The partnership will result in SSP taking part in IBM’s Food Trust Ecosystem, which aims to make food shipping more transparent and fair. In this case, we are talking SSP shrimp quality. Once SSP’s products are put on the blockchain, retailers and consumers can track them and check details about their production. In a press release from May 6, Pamela Nath, director of SSP said:

“Our aim is to have SSP premium quality shrimp in supermarkets and on menus where the consumer can scan the QR code and find out which farm it is from, how it was farmed, and key indicators on its food safety and sustainability profile.”

SeafoodSource reports that the SSP is comprised of 11 Ecuadorian shrimp farms. Just in March this year, the SSP has sold 1000 metric tons of shrimp in the United States alone.

“We expect to see increasing demand of SSP shrimp in the coming months. We are already in dialogue with multiple partners in the marketplace who are looking for premium products which meet the growing consumer demand, for clean, safe, and sustainable seafood,” Nath said.

The Food Trust Ecosystem was finally launched after 18 months of testing in October 2018. A strategic move from IBM since research firm Gartner suggested that by 2025 as much as 20% of the largest grocers in the world will hop on the blockchain train. Senior Analyst Joanne Joliet even claimed that blockchain development will be primarily driven by grocers.

In related news, Starbucks is set to track coffee production but using Microsoft’s Azure Blockchain Service instead of IBM’s Food Trust Ecosystem. The US-based coffee chain started its blockchain tracking system back in 2018 when it partnered with farmers from Rwanda, Costa Rica, and Colombia.

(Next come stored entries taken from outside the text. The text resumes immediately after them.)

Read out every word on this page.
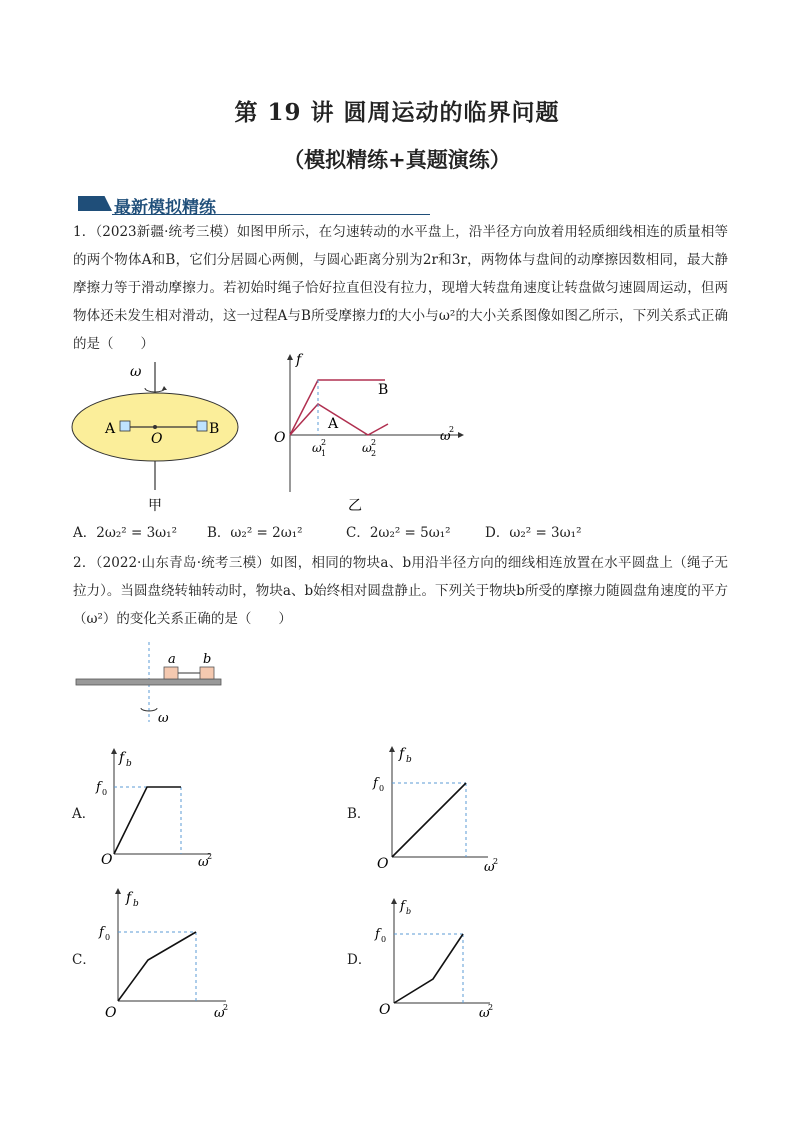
第 19 讲 圆周运动的临界问题
（模拟精练+真题演练）
最新模拟精练
1．（2023新疆·统考三模）如图甲所示，在匀速转动的水平盘上，沿半径方向放着用轻质细线相连的质量相等的两个物体A和B，它们分居圆心两侧，与圆心距离分别为2r和3r，两物体与盘间的动摩擦因数相同，最大静摩擦力等于滑动摩擦力。若初始时绳子恰好拉直但没有拉力，现增大转盘角速度让转盘做匀速圆周运动，但两物体还未发生相对滑动，这一过程A与B所受摩擦力f的大小与ω²的大小关系图像如图乙所示，下列关系式正确的是（　　）
ω
A
O
B
甲
f
O
B
A
ω 1
2	ω 2
2	ω
2
乙
A．2ω₂² = 3ω₁² B．ω₂² = 2ω₁²	C．2ω₂² = 5ω₁²	D．ω₂² = 3ω₁²
2．（2022·山东青岛·统考三模）如图，相同的物块a、b用沿半径方向的细线相连放置在水平圆盘上（绳子无拉力）。当圆盘绕转轴转动时，物块a、b始终相对圆盘静止。下列关于物块b所受的摩擦力随圆盘角速度的平方（ω²）的变化关系正确的是（　　）
a b
ω
A．
f b
f 0
O	ω
2
B．
f b
f 0
O	ω
2
C．
f b
f 0
O	ω
2
D．
f b
f 0
O	ω
2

“Many years ago, our controls and transactions were all done by paper, and today we are even talking about blockchain technology. This shows us that, more than being at the front of every technological advancement, having the information and being flexible and adaptable are important,” elaborated Ronald Peters, executive director of the Costa Rican Coffee Institute (ICAFE).

Microsoft’s Azure Blockchain Service operates as a blockchain-as-a-service, supporting Quorum and JPMorgan Chase’s Ethereum-based platform.